Prompts for Anti-Racist and Anti-Oppression Reflection in decision making:
How is this decision being influenced by characteristics of white-supremacy culture?
Where are we taking opportunities to disrupt white-supremacy culture in this decision?
How and when have the people who will be impacted by this decision been included in decision
making?
How have we assessed and addressed how difference in identity, environment, or lived
experience may be influencing this decision?
How does this decision help to shift the power away from those who typically have the most?
Where is their opportunity for truth and reconciliation?
How can we embed joy?
What don’t we know?
A note on the evolving equity journey
We have yet to see an anti-racist world, but we believe we can build one.
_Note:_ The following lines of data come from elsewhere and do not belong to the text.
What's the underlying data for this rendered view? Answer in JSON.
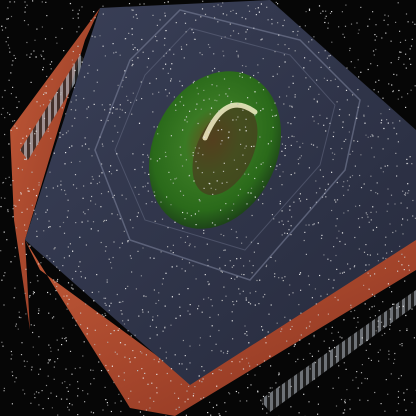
{
  "image": {
    "subject": "microchip-with-green-lens",
    "colors": {
      "background": "#060606",
      "chip_body": "#2a2f45",
      "chip_edge": "#b84a30",
      "lens": "#2f7a22",
      "lens_core": "#5a4020",
      "pins": "#9aa0a8"
    }
  }
}
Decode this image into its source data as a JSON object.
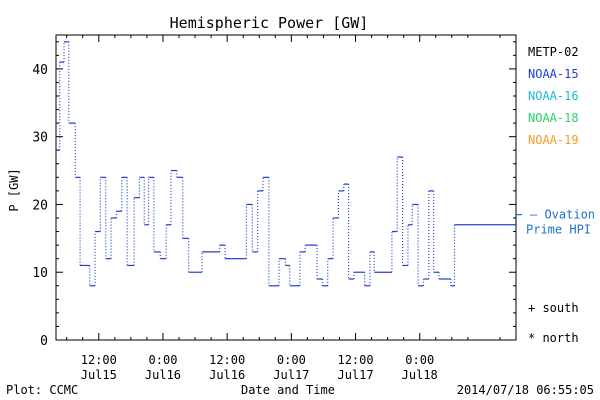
{
  "chart_data": {
    "type": "line",
    "title": "Hemispheric Power [GW]",
    "ylabel": "P [GW]",
    "xlabel": "Date and Time",
    "ylim": [
      0,
      45
    ],
    "xlim_hours": [
      4,
      90
    ],
    "y_ticks": [
      0,
      10,
      20,
      30,
      40
    ],
    "x_ticks": [
      {
        "hour": 12,
        "time": "12:00",
        "date": "Jul15"
      },
      {
        "hour": 24,
        "time": "0:00",
        "date": "Jul16"
      },
      {
        "hour": 36,
        "time": "12:00",
        "date": "Jul16"
      },
      {
        "hour": 48,
        "time": "0:00",
        "date": "Jul17"
      },
      {
        "hour": 60,
        "time": "12:00",
        "date": "Jul17"
      },
      {
        "hour": 72,
        "time": "0:00",
        "date": "Jul18"
      }
    ],
    "grid": false,
    "legend": [
      "METP-02",
      "NOAA-15",
      "NOAA-16",
      "NOAA-18",
      "NOAA-19"
    ],
    "series": [
      {
        "name": "NOAA-15",
        "color": "#1f3fd6",
        "x": [
          4.0,
          4.7,
          5.5,
          6.4,
          7.6,
          8.5,
          10.3,
          11.3,
          12.3,
          13.3,
          14.3,
          15.3,
          16.3,
          17.3,
          18.6,
          19.6,
          20.5,
          21.3,
          22.3,
          23.5,
          24.6,
          25.5,
          26.6,
          27.7,
          28.8,
          29.7,
          31.3,
          34.6,
          35.6,
          37.6,
          39.6,
          40.7,
          41.7,
          42.7,
          43.8,
          45.7,
          46.9,
          47.7,
          48.8,
          49.6,
          50.6,
          52.8,
          53.8,
          54.8,
          55.8,
          56.8,
          57.8,
          58.7,
          59.7,
          61.7,
          62.7,
          63.5,
          66.8,
          67.8,
          68.8,
          69.8,
          70.6,
          71.7,
          72.7,
          73.7,
          74.6,
          75.6,
          77.8,
          78.5
        ],
        "y": [
          28,
          41,
          44,
          32,
          24,
          11,
          8,
          16,
          24,
          12,
          18,
          19,
          24,
          11,
          21,
          24,
          17,
          24,
          13,
          12,
          17,
          25,
          24,
          15,
          10,
          10,
          13,
          14,
          12,
          12,
          20,
          13,
          22,
          24,
          8,
          12,
          11,
          8,
          8,
          13,
          14,
          9,
          8,
          12,
          18,
          22,
          23,
          9,
          10,
          8,
          13,
          10,
          16,
          27,
          11,
          17,
          20,
          8,
          9,
          22,
          10,
          9,
          8,
          17
        ]
      },
      {
        "name": "Ovation Prime HPI",
        "color": "#1f6fd6",
        "x": [
          78.9,
          80.0
        ],
        "y": [
          18.5,
          18.5
        ]
      }
    ],
    "side_legend": {
      "dash": "—",
      "label_line1": "Ovation",
      "label_line2": "Prime HPI"
    },
    "markers": [
      "+ south",
      "* north"
    ]
  },
  "footer": {
    "left": "Plot: CCMC",
    "center": "Date and Time",
    "right": "2014/07/18 06:55:05"
  },
  "colors": {
    "METP-02": "#000000",
    "NOAA-15": "#1f3fd6",
    "NOAA-16": "#20b8d8",
    "NOAA-18": "#2ecf6a",
    "NOAA-19": "#f0a020",
    "axis": "#000000",
    "ovation": "#1f6fd6"
  }
}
We do not strive for perfection in our equity journey, but an openness to learn and willingness to be moved. We will make mistakes, and those mistakes will help us grow. We strive to build accountability in our work that will prevent and reduce the harm to those who have already been impacted by oppression along the way. We owe so much of our learning to people of color and members of other oppressed groups who have taken on a great burden in sharing their experiences of oppression in order for us to see how we must do better. To that end we do our best to express our commitment as we know how to live it out today in this document, however, our commitment to anti-oppression work is ever evolving and how we communicate and activate our commitment to this work will also evolve and grow.